第14回: 論理合成と制約条件・HDL設計の関連技術・IPコアと集積回路設計

順序回路の復習

今日はまず、演習で行った同期リセットつきレジスタや 単純なカウンタのVHDL記述、 ステートマシンとそのVHDL記述を、 改めておさらいしておくことにしましょう。

論理合成と制約条件・HDL設計の関連技術

VHDLで記述した論理回路を、FPGAに実装したり、集積回路(LSI)として 実現するためには、まずは論理合成を行う必要がありました。 この論理合成は、基本的には自動的に行われるものですが、 残念ながら現状では万能ではなく、いろいろとクセがあります。 そのクセを理解し、VHDL記述をするときに気をつけておくと、 よりよい回路を合成できるので、いくつか紹介しておきましょう。

リソース割当て・リソースシェアリング

[p.129] 例えば↓のように記述された回路を考えてみます。
process (a, b, c, s) begin
  if (s = '1') then x <= a + b;
  else x <= a + c;
  end if;
end process;
この記述の通りに回路を作るとすると、出力xを与える式が、 sの値に応じて変わるので、教科書図6.2左(p.129)のような 回路が得られるはずです。
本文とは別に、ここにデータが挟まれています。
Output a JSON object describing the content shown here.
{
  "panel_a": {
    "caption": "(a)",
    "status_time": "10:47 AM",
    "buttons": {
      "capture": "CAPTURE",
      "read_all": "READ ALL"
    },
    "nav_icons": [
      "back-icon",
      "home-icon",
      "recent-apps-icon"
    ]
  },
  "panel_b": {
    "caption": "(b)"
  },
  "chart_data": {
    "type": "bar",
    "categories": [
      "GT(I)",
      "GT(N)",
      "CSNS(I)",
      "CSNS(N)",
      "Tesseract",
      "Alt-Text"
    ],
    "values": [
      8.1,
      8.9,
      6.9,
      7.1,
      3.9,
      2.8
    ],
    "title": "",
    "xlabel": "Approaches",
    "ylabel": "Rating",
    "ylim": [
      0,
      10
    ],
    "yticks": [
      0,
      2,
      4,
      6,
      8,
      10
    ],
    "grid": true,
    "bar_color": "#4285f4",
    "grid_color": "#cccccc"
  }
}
しかし、この式をよく見ると、xを与える式の片方は共にaですので、 aに加えるもう1つの変数をb, cからsに応じて選ぶようにして 教科書図6.2右(p.129)のような回路によっても、 同じ結果を得ることができるはずです。

この両者は、加算を行う加算器の数が、左の回路が1個、 右の回路が2個ですから、回路規模は明らかに右の回路が小さく、 動作速度も同じはずですので、右の回路の方がよい回路、 ということになります。

デキのいい論理合成ツールであれば、勝手に右の回路を合成してくれると よいのですが、 現在の論理合成ツールでは、このどちらの回路が得られるかは、 残念ながら予測はできません。 明示的に右の回路を合成させたい場合には、 どのようなVHDL記述をすればよいか、考えてみましょう。

状態コード割当

[p.130] ステートマシンを設計するとき、各状態を区別できれば、各状態に どのような値(状態コード)を割り当ててもかまいません。 この状態符号の割り当て方によって、合成される結果の回路の 規模・動作速度も変わってきます。 代表的な状態コードを紹介しておきます。 どの状態にどのような状態コードを割り当てるとよいかの一般論は、 残念ながら存在しません。 試行錯誤でいろいろ試してみるか、それを自動的に行ってくれる ツールがある場合はそれを利用します。

エリア制約・タイミング制約

[p.134] 一般に、論理合成で得られる論理回路の回路規模と 動作の遅延時間はトレードオフの関係にあります。 つまり、回路規模が大きいほど遅延時間が短く、 遅延時間が長くてもよければ回路規模を小さくできます。(p.135の図6.9) これは、回路規模が大きいほど、回路内の負荷容量を駆動する能力が 大きく、高速に負荷を充放電できるため、論理値(0/1)の変化が 速くなる、というのが主な要因です。

順序回路の場合は、次状態決定部の組み合わせ論理回路の 遅延時間が、順序回路としての動作速度の周期を決めることになります。 (この遅延時間に、フリップフロップのセットアップ時間・ ホールド時間(図6.10:p.135)を加えたものが、動作周期の下限という ことになります)

IPコアと集積回路設計

VHDLで記述した論理回路は、あくまでも機能を記述したもので、 実際の論理回路ではありません。 実際の動作する論理回路にするためには 実際に使うFPGAなどで使える論理ゲートやフリップフロップなどの ライブラリを用いて論理合成を行い、そのFPGAなどで動作する 論理回路に変換する必要がありました。

ただしこの論理合成自体は、ほぼ自動的に行うことができます。 言い換えると、VHDLで記述した論理回路は、使うときに、 動作させたいもの(FPGAなど)にあわせて論理合成をかければ、 使い回しがきくもの、ということができます。 このように、使い回しがきくものを IP (Intellectual Property)と呼び、 商用・非商用を含めて、いろいろなものが流通しています。 例えば非商用のIP流通経路としては OPENCORES.ORGなどが 知られています。